As the young falcons began testing their flight skills the inevitable happened, one of the male chicks ‘Thomas’ decided to take wing on Sunday 18th June landed in the middle of a busy road some 300 metres away from the tower. As luck would have it ‘Thomas’ was picked up immediately from the road by a seemingly knowledgeable pedestrian and taken to the Turbury Woods Owl & Bird of Prey Centre at Whitestake near Preston. After ‘Thomas’ had been inspected he was found to have suffered no injuries.

The video below shows the moment ‘Thomas’ was reunited with his two sibling in the top of the tower after his unfortunate experience. Both chick remained unperturbed and uninterested in the whole operation.

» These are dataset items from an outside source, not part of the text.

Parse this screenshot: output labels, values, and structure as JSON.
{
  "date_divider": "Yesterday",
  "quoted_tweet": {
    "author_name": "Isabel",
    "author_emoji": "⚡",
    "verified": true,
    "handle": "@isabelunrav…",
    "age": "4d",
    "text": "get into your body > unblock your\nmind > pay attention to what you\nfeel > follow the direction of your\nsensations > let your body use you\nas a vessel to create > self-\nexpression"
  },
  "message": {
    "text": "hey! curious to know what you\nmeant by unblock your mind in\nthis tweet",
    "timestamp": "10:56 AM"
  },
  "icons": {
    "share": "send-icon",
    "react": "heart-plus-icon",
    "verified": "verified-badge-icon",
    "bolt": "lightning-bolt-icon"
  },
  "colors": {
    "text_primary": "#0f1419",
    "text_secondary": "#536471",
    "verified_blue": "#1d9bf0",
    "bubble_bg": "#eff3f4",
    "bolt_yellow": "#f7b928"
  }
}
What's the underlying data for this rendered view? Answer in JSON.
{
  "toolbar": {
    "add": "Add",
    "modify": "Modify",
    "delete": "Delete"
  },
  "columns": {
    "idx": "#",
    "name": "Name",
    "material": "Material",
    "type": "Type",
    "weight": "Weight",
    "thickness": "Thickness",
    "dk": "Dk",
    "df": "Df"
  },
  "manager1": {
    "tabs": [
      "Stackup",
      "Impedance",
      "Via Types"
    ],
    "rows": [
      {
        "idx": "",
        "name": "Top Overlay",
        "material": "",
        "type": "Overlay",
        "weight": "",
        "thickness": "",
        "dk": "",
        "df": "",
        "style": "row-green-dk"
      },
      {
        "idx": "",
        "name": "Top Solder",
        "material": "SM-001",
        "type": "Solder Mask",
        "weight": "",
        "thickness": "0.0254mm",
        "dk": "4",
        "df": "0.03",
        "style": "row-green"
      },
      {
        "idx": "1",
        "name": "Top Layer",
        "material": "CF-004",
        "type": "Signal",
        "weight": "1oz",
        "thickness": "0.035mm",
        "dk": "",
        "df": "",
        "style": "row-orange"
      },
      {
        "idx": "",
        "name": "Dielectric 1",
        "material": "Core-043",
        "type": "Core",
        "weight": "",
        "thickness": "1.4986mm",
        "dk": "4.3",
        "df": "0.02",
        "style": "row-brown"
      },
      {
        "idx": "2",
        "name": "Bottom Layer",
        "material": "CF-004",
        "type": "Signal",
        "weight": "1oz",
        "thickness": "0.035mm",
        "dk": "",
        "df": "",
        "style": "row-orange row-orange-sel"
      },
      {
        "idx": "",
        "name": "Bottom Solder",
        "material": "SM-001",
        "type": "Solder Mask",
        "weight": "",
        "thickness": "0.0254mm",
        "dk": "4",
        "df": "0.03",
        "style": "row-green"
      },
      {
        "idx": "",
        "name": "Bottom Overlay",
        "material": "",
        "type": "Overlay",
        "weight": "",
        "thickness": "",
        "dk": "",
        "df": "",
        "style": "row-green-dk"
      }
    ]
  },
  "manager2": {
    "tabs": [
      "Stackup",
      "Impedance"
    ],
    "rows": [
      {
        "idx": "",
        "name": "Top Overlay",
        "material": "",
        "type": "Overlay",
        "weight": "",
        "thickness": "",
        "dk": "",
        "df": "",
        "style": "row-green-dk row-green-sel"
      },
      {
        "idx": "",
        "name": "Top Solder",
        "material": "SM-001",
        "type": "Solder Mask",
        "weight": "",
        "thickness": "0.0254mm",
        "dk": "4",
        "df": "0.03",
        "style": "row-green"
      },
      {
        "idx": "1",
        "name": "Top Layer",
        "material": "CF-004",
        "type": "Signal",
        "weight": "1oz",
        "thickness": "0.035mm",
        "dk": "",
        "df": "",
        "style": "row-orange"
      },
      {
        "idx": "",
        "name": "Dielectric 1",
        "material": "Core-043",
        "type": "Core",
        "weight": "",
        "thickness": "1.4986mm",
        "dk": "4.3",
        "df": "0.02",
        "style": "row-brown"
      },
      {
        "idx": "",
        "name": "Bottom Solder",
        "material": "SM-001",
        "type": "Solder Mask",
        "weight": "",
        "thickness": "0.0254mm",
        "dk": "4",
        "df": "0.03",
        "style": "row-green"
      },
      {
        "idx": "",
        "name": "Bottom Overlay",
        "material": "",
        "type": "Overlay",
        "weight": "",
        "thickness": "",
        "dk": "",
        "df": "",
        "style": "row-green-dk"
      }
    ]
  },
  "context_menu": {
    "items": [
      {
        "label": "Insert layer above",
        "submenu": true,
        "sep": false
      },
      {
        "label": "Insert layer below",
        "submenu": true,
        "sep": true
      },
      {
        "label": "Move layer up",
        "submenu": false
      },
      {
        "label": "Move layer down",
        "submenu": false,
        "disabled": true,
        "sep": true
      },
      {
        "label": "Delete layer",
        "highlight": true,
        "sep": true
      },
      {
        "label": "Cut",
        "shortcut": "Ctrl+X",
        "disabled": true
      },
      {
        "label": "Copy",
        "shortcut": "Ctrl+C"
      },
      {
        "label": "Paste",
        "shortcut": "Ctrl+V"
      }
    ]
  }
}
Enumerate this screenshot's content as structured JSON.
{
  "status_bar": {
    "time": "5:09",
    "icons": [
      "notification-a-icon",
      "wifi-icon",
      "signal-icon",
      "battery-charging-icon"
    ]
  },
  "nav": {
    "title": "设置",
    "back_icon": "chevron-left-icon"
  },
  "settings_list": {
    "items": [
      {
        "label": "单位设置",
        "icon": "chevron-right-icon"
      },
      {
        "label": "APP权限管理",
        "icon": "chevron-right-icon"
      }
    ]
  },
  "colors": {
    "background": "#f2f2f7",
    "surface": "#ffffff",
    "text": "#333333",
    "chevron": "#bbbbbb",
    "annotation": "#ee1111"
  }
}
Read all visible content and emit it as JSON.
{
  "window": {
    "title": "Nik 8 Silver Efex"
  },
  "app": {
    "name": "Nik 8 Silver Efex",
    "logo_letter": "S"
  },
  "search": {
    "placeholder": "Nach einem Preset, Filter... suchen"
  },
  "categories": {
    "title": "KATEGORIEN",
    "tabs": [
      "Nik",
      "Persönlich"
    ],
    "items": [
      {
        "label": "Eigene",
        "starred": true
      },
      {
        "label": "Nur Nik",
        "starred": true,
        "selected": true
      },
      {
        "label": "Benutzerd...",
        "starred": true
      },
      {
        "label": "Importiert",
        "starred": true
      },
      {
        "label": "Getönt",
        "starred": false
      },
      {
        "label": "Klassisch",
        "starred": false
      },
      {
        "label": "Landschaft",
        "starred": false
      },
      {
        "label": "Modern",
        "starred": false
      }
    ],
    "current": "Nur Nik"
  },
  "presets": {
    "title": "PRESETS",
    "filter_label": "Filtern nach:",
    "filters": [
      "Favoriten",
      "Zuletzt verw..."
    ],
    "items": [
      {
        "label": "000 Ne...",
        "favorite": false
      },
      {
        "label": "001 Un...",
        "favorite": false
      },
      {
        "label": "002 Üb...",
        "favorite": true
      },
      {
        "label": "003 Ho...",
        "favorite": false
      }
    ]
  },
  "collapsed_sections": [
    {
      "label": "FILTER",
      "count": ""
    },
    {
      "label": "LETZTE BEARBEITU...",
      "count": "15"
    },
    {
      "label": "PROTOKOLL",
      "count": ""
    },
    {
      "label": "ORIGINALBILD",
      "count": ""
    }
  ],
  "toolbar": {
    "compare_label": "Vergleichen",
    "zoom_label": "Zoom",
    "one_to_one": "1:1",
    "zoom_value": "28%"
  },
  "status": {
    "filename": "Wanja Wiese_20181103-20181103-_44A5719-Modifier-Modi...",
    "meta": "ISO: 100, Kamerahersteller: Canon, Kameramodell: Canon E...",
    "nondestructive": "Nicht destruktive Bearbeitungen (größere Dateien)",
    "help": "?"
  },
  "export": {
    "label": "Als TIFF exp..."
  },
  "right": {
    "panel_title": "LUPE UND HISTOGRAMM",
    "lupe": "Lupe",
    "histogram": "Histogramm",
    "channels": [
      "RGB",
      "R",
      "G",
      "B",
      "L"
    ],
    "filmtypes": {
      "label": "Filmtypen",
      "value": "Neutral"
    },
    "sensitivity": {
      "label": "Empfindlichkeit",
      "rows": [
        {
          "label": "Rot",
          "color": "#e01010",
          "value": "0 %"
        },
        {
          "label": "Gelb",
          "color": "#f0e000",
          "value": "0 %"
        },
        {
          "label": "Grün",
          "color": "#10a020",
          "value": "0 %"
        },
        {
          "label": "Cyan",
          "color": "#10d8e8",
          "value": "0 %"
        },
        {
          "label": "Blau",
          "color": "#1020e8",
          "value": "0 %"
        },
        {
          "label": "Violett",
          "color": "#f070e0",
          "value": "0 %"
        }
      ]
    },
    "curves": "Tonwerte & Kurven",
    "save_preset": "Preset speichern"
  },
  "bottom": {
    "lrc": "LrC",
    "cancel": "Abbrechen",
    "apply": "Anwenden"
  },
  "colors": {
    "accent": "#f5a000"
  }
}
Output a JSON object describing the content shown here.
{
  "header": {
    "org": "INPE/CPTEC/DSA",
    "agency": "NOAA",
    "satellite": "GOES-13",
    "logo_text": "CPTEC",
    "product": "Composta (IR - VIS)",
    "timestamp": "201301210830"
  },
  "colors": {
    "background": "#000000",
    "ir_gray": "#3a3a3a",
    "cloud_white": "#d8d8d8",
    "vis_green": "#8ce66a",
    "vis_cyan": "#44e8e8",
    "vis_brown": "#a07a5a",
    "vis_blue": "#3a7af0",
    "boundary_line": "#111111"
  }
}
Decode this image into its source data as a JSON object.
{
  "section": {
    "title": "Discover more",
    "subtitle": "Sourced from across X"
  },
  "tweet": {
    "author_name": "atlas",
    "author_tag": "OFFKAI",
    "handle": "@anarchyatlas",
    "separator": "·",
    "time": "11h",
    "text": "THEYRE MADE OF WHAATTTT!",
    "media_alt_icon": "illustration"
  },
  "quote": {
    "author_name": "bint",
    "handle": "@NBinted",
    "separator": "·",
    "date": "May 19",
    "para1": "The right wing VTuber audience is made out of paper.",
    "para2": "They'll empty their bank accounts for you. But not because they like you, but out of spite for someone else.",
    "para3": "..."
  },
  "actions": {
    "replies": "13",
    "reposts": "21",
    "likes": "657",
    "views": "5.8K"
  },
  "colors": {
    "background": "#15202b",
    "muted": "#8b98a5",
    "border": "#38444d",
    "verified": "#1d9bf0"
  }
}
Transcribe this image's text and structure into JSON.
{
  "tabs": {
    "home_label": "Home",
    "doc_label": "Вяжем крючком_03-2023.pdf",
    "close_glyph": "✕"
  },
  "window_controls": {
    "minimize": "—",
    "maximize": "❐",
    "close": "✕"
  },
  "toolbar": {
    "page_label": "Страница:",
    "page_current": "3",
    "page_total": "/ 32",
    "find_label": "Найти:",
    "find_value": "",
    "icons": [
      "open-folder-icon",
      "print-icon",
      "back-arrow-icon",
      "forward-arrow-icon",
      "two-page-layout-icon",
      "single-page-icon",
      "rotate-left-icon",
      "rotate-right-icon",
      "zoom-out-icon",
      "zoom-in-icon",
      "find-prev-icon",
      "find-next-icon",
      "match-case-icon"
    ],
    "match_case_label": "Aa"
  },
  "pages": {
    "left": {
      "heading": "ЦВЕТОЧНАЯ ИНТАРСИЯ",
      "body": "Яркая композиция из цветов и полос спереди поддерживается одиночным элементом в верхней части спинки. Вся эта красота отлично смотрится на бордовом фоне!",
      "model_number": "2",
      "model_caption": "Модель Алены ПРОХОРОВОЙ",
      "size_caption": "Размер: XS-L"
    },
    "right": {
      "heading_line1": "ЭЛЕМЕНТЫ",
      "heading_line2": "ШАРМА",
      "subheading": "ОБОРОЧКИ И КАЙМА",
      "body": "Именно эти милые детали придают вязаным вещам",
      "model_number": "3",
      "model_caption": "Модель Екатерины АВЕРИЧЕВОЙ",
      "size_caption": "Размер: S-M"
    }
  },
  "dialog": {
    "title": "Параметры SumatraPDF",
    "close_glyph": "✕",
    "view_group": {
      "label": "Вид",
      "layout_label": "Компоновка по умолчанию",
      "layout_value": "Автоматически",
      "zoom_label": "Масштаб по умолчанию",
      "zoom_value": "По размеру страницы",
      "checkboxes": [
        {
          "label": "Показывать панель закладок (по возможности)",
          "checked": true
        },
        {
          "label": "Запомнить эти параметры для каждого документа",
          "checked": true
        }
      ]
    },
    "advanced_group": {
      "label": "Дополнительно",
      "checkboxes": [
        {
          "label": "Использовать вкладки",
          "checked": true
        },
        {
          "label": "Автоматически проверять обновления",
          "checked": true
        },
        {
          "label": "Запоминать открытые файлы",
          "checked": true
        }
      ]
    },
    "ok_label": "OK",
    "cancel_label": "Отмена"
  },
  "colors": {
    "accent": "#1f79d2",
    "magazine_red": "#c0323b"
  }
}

The two parent falcons very quickly settled down after the door into the tower had been closed and relocked.

We would hope ‘Thomas’ has learned a valuable lesson and hopefully there will be no other hard landings or flight issues in the forthcoming days. All three fledged chicks are now doing well and have each mastered the skills of free flight reducing the chance of any more mishaps.

 

 

 

Every one associated with this very successful project are to be congratulated on a job well done. The NWRPG are looking forward to the return of the falcons next year onto the tower where they belong; like everyone we wish the pair and their 3 chicks a safe and secure passage through the autumn and winter to come. We hope the young Peregrines will choose to stay well away from the Forest of Bowland, where they will most certainly not be made welcome.

 

The above video returning Thomas to the church tower was captured by Julie and Andy Bilsborough from Turbury Woods Owl & Bird of Prey Centre, Whitestake near Preston.

As a final thought we now would hope the RSPB will now include the illegal shooting of the Peregrine Falcon at St Thomas’s church into their crime figures for 2017.

https://www.gofundme.com/help-save-the-peregrine-falcons

 

1 comment to St Annes Peregrines, a success story following the shooting of the breeding female.

  • Shaun Ankers

    Is the CCTV at St Thomas’ up and running now? My apologies if I missed it being announced.

    Editor’s Comment. Shaun, the CCTV at the church has been operational since April.